Longitudinal and cross-sectional variability in markers of joint metabolism in patients with knee pain and articular cartilage abnormalities

Abstract

Objective: To determine the within- and between-patient variability in the concentrations of synovial fluid, serum and urine markers of joint tissue metabolism in a cohort of patients with knee pain and cartilage changes consistent with early-stage knee osteoarthritis.

Design: Samples of synovial fluid, serum, and urine were obtained from 52 patients on eight different occasions during 1 year, as part of a clinical trial in patients with cartilage abnormalities and knee pain. In joint fluid, aggrecan fragments were quantified by dye precipitation and enzyme-linked immunosorbent assay (ELISA), and matrix metalloproteinases-1 and -3, and tissue inhibitor of metalloproteinases-1 by sandwich ELISAs. In serum, keratan sulfate was quantified by ELISA. Type I collagen N-telopeptide cross-links in urine were determined by ELISA.

Results: The degree of cross-sectional variability in marker concentrations did not vary between the different sampling occasions, and did not differ between the periods of weeks 0 (baseline), 1-4 (treatment) and 13-26 (follow-up). Both between-patient and within-patient coefficients of variation varied for markers in different body fluid compartments, with the lowest variability for serum keratan sulfate, followed by urine type I collagen N-telopeptide crosslinks, and the highest for synovial fluid markers. For synovial fluid, aggrecan fragments showed the least variability, and matrix metalloproteinases the highest. One patient with septic arthritis showed a fivefold peak increase in joint fluid aggrecan fragment concentrations, while the concentration of matrix metalloproteinase-3 increased 100-fold.

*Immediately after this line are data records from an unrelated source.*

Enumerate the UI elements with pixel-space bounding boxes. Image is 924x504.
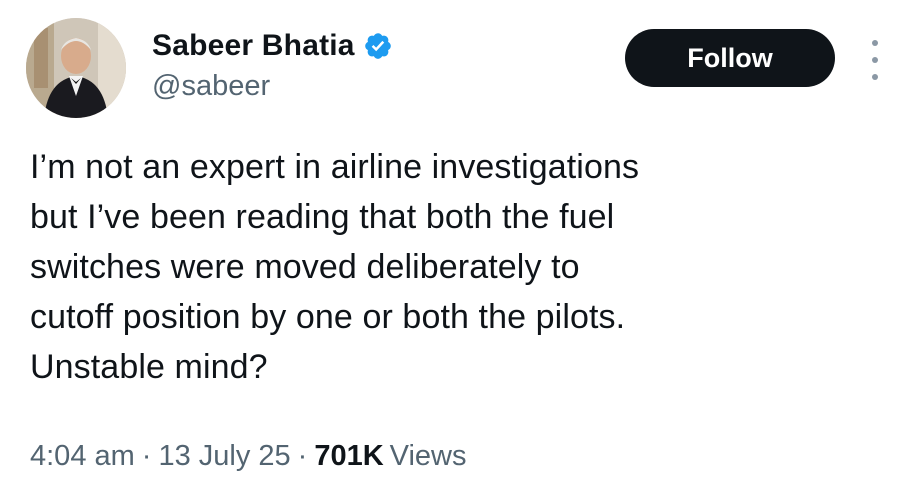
tweet-line: Unstable mind? (30, 348, 268, 386)
avatar[interactable] (26, 18, 126, 118)
more-dot (872, 74, 878, 80)
handle[interactable]: @sabeer (152, 70, 572, 103)
meta-separator: · (141, 440, 152, 472)
display-name[interactable]: Sabeer Bhatia (152, 29, 355, 63)
name-row: Sabeer Bhatia (152, 26, 572, 66)
tweet-meta: 4:04 am · 13 July 25 · 701K Views (30, 440, 467, 473)
views-label[interactable]: Views (390, 440, 467, 473)
more-vertical-icon[interactable] (866, 40, 884, 80)
verified-badge-icon[interactable] (363, 31, 393, 61)
avatar-photo (26, 18, 126, 118)
more-dot (872, 57, 878, 63)
author-block: Sabeer Bhatia @sabeer (152, 26, 572, 103)
tweet-text: I’m not an expert in airline investigati… (30, 142, 900, 392)
tweet-line: but I’ve been reading that both the fuel (30, 198, 615, 236)
tweet-time[interactable]: 4:04 am (30, 440, 135, 473)
more-dot (872, 40, 878, 46)
meta-separator: · (297, 440, 308, 472)
tweet-date[interactable]: 13 July 25 (158, 440, 290, 473)
follow-button[interactable]: Follow (625, 29, 835, 87)
tweet-line: switches were moved deliberately to (30, 248, 580, 286)
views-count[interactable]: 701K (314, 440, 383, 473)
tweet-line: I’m not an expert in airline investigati… (30, 148, 640, 186)
tweet-card: Sabeer Bhatia @sabeer Follow I’m not an … (0, 0, 924, 504)
tweet-line: cutoff position by one or both the pilot… (30, 298, 626, 336)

Conclusions: Molecular markers of joint tissue metabolism have been suggested as, for example, outcome measures for clinical trials of disease-modifying drugs in osteoarthritis. This report is the first to present data on between- and within-patient variability for such molecular markers in three different body fluid compartments in stable cohort of patients. The availability of such data enables calculations to determine the number of patients needed in prospective studies using these markers as outcome measures.